At the outbreak of war with Britain, there were a half-million Africans resident in the thirteen colonies – and only one-tenth were not enslaved. Most became involved in the conflict, directly or indirectly, though the reasons for this were diverse and complex. In some cases their participation was voluntary: they were inspired by the words of Jefferson’s Declaration of Independence and the grand talk of liberty, freely offering their services in the faint believe it might bring about their own liberation. Some were released by their white masters on the proviso that they would take up arms against the British (four of the militia at the Battle of Lexington were newly-released black slaves). Some Africans were forced into enlistment by their masters, who had either enlisted themselves or offered to send a slave in their place.
Washington, himself a significant slave-owner, had strong misgivings about having black soldiers in his army. Africans were forbidden from enlisting throughout 1775, though they continued to be used in support and labouring roles. However a pressing need for men prompted Washington to change his mind in January 1776. More than 5,000 Africans would eventually join the Continental Army, some serving in blacks-only regiments but most fighting alongside white soldiers – the first racially integrated American army and the last until the Korean War. Since Africans in the regular army and the civilian militias were promised their freedom, the war would dramatically increase the numbers of free blacks nationwide (from about 25,000 in 1775 to 60,000 in the 1780s) though almost all of these were resident in the northern states. Since the British also promised freedom for any African who took up the cause, thousands of slaves – particularly those in the south – escaped to fight alongside the ‘redcoats’ or join Loyalist units.
Philip D. Morgan, historian
The role of native Americans during the war was less clear. As a general rule, most native groups supported the British because the Proclamation of 1763 and the Quebec Act of 1774 had offered some semblance of native title. An American victory would undoubtedly mean westward expansion from the thirteen colonies and further conflict. However the Iroquois Confederacy – a league or alliance of six different native tribes – could not form a consensus on which side to support, causing a split. The Cherokee tribe also divided into pro- and anti-American factions. More than 2,000 Iroquois warriors fought eagerly with the British, conducting damaging raids on American settlements in the north-east. In 1779 Washington, unable to protect the frontier and fed up with the Iroquois, ordered a scorched earth policy against them, issuing the following orders to General John Sullivan:
The Expedition you are appointed to command is to be directed against the hostile tribes of the Six Nations of Indians, with their associates and adherents. The immediate objects are the total destruction and devastation of their settlements, and the capture of as many prisoners of every age and sex as possible. It will be essential to ruin their crops now in the ground and prevent their planting more.
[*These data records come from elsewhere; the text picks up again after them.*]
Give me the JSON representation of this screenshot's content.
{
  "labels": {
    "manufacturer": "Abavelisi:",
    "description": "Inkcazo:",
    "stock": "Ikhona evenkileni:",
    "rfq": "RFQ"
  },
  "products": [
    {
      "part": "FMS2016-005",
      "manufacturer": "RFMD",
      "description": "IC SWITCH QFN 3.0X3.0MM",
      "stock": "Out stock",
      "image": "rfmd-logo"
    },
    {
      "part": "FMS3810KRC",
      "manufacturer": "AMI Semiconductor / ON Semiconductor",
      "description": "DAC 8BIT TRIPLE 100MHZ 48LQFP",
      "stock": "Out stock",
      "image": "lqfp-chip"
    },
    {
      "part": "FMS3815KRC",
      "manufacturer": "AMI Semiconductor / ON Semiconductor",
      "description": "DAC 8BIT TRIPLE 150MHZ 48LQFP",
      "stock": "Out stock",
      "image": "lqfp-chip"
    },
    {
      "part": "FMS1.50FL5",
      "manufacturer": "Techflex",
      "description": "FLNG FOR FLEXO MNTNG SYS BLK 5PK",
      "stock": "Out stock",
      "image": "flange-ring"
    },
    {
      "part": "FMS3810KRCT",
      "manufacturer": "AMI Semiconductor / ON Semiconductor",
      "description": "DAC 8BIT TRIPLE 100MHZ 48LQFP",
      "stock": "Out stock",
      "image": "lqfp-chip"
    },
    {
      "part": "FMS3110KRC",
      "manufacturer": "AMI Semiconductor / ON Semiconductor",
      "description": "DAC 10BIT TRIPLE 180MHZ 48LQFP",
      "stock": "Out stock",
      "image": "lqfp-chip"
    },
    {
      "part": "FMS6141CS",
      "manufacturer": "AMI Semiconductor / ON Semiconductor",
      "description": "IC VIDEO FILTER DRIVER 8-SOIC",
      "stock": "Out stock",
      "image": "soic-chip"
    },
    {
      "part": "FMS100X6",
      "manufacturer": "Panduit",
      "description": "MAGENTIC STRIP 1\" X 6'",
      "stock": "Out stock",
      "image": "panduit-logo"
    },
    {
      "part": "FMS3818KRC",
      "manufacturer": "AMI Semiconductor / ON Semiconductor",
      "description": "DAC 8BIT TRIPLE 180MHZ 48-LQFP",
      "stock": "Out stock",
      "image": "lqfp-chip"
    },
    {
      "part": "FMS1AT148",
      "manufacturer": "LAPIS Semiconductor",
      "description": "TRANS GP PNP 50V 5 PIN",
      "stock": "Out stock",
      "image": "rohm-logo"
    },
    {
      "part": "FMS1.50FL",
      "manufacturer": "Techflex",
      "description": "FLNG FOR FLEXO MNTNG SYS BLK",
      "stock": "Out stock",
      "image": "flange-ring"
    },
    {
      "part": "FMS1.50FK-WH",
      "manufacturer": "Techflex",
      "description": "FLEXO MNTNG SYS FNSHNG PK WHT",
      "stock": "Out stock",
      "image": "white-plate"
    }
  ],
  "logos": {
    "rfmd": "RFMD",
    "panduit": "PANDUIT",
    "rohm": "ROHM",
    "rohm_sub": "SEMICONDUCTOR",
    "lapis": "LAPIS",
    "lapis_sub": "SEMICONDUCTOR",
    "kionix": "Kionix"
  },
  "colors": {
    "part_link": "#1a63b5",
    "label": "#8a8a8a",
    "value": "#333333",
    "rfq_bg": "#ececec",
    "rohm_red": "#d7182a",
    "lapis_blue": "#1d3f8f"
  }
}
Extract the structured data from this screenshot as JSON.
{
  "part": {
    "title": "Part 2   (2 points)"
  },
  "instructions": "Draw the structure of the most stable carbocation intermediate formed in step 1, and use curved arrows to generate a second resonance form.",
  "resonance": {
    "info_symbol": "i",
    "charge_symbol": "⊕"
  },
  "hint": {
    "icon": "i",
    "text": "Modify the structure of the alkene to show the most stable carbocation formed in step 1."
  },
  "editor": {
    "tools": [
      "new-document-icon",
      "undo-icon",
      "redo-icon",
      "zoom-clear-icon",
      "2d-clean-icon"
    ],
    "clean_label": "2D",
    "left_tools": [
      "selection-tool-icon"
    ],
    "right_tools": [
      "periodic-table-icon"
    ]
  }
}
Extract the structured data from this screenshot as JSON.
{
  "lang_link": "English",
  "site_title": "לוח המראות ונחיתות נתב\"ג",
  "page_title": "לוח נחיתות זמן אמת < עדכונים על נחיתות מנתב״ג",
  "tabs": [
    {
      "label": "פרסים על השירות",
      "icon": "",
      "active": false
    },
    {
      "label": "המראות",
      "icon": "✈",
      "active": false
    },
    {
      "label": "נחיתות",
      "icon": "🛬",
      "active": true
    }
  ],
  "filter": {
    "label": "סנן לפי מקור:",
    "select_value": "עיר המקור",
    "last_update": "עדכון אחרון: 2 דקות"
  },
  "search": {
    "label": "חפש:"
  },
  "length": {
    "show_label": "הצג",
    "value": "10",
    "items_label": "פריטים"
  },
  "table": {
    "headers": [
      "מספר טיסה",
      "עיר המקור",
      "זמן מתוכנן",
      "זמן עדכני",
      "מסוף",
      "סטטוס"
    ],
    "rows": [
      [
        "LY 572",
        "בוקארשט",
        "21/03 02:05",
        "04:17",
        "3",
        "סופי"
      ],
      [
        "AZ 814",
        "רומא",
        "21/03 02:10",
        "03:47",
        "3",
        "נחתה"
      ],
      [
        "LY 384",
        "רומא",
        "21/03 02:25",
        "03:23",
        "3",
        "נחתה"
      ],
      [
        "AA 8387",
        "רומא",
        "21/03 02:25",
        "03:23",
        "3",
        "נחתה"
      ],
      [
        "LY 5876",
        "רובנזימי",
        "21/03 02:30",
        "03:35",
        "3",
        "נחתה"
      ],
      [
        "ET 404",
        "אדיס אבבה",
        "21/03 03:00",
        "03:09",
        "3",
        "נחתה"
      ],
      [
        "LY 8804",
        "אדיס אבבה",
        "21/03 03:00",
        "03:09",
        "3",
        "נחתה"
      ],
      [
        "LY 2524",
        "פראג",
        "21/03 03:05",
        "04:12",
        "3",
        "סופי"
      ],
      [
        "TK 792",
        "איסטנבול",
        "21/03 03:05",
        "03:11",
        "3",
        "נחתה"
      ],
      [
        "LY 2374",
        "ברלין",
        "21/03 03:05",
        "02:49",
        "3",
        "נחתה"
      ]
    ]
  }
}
The so-called Sullivan Expedition wiped out approximately 40 Iroquois villages, killing or driving off the population, destroying buildings, burning crops and orchards. The natives gave Washington the title ‘Caunotaucarius’, meaning ‘destroyer of towns’ – however the general himself considered the expedition to be unsuccessful and Sullivan later resigned his commission. The Iroquois did continue their raids on American positions, however they became less frequent.